Le miré. Vestía una larga túnica que le cubría hasta los pies. Una gran cruz le pendía de un amplio collar. Ostentaba una papada enorme, unos ojos pequeños y una apreciable calvicie. No tuve que pensar mucho para identificar al personaje. Como yo no respondiera, prosiguió:
– Y no tiene riendas con que gobernar. Ya no puede correr.
– Le quedan las alas. Puede volar.
– Solo los ángeles del Señor tienen alas.
– ¿Y qué son los dioses, sino ángeles de la divinidad suprema?
Calló. Una mirada fría, dura, penetrante, como yo solo había visto en algunos celosísimos agente públicos, me recorrió de arriba abajo.
– Sé quién eres, Décimo Magno Ausonio. Te conozco por tus obras y por tu fama. Admiro la perfección de tus obras, pero me asombra su vaciedad. Y estas palabras tuyas confirman lo que tu fama propaga: que, aunque cristiano de nombre, eres infiel de corazón y que a espaldas de nuestro Augusto, a quien deberías la máxima lealtad, haces causa común con los enemigos de Cristo.

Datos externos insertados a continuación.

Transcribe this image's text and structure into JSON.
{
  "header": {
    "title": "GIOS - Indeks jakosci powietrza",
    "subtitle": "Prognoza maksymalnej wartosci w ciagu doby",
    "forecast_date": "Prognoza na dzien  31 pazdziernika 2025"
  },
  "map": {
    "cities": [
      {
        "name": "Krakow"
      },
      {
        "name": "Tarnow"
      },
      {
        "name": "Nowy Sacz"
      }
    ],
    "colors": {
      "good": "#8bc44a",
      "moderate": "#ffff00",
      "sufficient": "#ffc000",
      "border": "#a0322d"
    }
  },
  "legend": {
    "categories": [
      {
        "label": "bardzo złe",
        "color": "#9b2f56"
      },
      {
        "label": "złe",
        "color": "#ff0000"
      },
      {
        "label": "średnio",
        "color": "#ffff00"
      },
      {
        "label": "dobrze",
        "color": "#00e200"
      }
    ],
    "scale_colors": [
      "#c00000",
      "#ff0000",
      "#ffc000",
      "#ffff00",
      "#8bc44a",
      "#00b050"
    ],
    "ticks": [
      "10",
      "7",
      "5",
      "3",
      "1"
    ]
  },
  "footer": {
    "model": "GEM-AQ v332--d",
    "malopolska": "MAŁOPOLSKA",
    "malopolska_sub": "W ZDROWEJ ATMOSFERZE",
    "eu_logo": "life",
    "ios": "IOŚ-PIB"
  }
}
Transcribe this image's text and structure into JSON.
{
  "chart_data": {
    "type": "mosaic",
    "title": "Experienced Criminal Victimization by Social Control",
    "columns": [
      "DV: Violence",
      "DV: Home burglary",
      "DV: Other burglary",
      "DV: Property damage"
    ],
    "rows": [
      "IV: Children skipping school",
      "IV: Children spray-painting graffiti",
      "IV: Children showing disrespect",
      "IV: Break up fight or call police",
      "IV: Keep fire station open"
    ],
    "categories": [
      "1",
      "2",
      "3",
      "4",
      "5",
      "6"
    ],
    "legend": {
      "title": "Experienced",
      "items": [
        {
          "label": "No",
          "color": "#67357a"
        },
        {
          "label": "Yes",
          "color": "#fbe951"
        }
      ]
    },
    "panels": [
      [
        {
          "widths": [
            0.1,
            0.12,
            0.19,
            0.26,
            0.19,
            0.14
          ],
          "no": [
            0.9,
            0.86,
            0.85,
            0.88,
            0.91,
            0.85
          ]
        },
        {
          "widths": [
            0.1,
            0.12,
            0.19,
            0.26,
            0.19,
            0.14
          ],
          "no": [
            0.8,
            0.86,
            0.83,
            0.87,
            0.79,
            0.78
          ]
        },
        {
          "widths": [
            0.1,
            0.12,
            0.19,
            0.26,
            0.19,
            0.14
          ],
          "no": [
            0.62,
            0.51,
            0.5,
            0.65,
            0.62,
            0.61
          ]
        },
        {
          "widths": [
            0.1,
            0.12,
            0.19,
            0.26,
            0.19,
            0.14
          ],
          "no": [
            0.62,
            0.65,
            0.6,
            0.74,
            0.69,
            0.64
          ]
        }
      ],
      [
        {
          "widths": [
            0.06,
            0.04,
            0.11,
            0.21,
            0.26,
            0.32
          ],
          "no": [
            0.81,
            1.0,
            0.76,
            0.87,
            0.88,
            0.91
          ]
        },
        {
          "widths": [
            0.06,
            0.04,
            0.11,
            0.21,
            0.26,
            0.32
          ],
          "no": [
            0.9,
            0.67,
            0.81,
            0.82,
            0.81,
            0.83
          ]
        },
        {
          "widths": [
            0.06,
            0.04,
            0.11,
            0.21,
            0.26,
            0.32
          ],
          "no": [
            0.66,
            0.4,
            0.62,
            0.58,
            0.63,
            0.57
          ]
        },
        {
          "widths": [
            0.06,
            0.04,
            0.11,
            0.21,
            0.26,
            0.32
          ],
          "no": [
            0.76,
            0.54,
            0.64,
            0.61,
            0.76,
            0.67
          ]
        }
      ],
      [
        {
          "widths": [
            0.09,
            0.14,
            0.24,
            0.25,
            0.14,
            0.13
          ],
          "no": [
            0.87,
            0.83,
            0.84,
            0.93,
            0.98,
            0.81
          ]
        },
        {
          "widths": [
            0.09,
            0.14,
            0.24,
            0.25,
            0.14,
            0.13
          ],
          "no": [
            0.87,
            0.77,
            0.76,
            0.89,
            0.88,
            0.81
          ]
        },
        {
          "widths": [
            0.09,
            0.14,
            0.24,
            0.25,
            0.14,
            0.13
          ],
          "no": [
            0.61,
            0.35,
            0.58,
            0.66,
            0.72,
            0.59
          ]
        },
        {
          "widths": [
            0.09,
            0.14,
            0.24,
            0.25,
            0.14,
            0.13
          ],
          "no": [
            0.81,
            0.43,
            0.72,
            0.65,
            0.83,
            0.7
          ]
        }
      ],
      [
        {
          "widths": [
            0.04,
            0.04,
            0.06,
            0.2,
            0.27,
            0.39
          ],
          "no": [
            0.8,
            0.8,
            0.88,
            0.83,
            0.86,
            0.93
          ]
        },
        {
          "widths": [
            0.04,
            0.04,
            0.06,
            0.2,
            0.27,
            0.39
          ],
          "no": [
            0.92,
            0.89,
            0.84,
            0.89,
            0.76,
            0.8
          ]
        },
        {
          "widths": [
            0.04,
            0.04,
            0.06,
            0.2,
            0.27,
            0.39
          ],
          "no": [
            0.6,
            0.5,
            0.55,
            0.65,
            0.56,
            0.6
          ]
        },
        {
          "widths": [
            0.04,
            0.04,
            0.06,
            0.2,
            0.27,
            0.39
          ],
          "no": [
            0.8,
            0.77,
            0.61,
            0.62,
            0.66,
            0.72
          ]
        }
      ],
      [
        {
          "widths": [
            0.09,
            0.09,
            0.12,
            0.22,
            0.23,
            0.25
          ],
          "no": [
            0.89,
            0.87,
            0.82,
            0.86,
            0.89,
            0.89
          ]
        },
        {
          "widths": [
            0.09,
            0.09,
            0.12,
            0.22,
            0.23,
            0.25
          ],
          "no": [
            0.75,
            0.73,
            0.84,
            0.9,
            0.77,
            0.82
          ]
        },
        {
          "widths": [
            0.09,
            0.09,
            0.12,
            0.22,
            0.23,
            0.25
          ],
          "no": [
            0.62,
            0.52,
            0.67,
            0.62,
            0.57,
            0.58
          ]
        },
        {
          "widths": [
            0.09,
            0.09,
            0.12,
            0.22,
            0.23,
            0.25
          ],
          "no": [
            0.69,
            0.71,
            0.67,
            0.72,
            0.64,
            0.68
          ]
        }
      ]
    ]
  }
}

– Te equivocas, Ambrosio, también tu fama me impide ignorar tu nombre, te equivocas porque yo no soy enemigo de nadie y mucho menos de Cristo, cuya doctrina de amor y humildad es la ética más sublime de todos los tiempos.
– Solo un enemigo de Cristo puede comparar los ángeles con los dioses.
– Paciencia, Ambrosio. A los dioses, siempre los hemos tenido con nosotros. Roma creció al amparo de su religión, y a la sombra de esos dioses dominó al mundo. Y cuesta acostumbrarse a una nueva manera de pensar y de hablar. Al fin y al cabo, todo aquello que los hombres adoran debemos considerarlo como un solo y único ser. Todos contemplamos los mismos astros, el cielo nos es común y el mismo Universo nos envuelve. ¿Qué importa entonces la filosofía con que cada uno busca la verdad? A tan gran secreto no se puede llegar por un sólo camino.
– A tan gran secreto, dices, no se puede llegar por un sólo camino. Escucha, Ausonio, y cuando digo Ausonio digo Símaco y digo Pretextato y digo quienquiera que piense como vosotros. Lo que vosotros ignoráis, lo hemos aprendido nosotros de la boca del propio Dios; lo que vosotros buscáis por medio de conjeturas, nosotros lo poseemos con certeza por haberlo aprendido de la sabiduría y de la verdad de Dios. Vuestros métodos no son los nuestros.
– En efecto, y el arte del diálogo, del que suele resultar alguna luz, no se puede practicar con quien ya posee toda la verdad… y nada menos que de boca del propio Dios.
A los pocos días abandoné Mediolanum. No quería participar en una batalla que ya sabía perdida.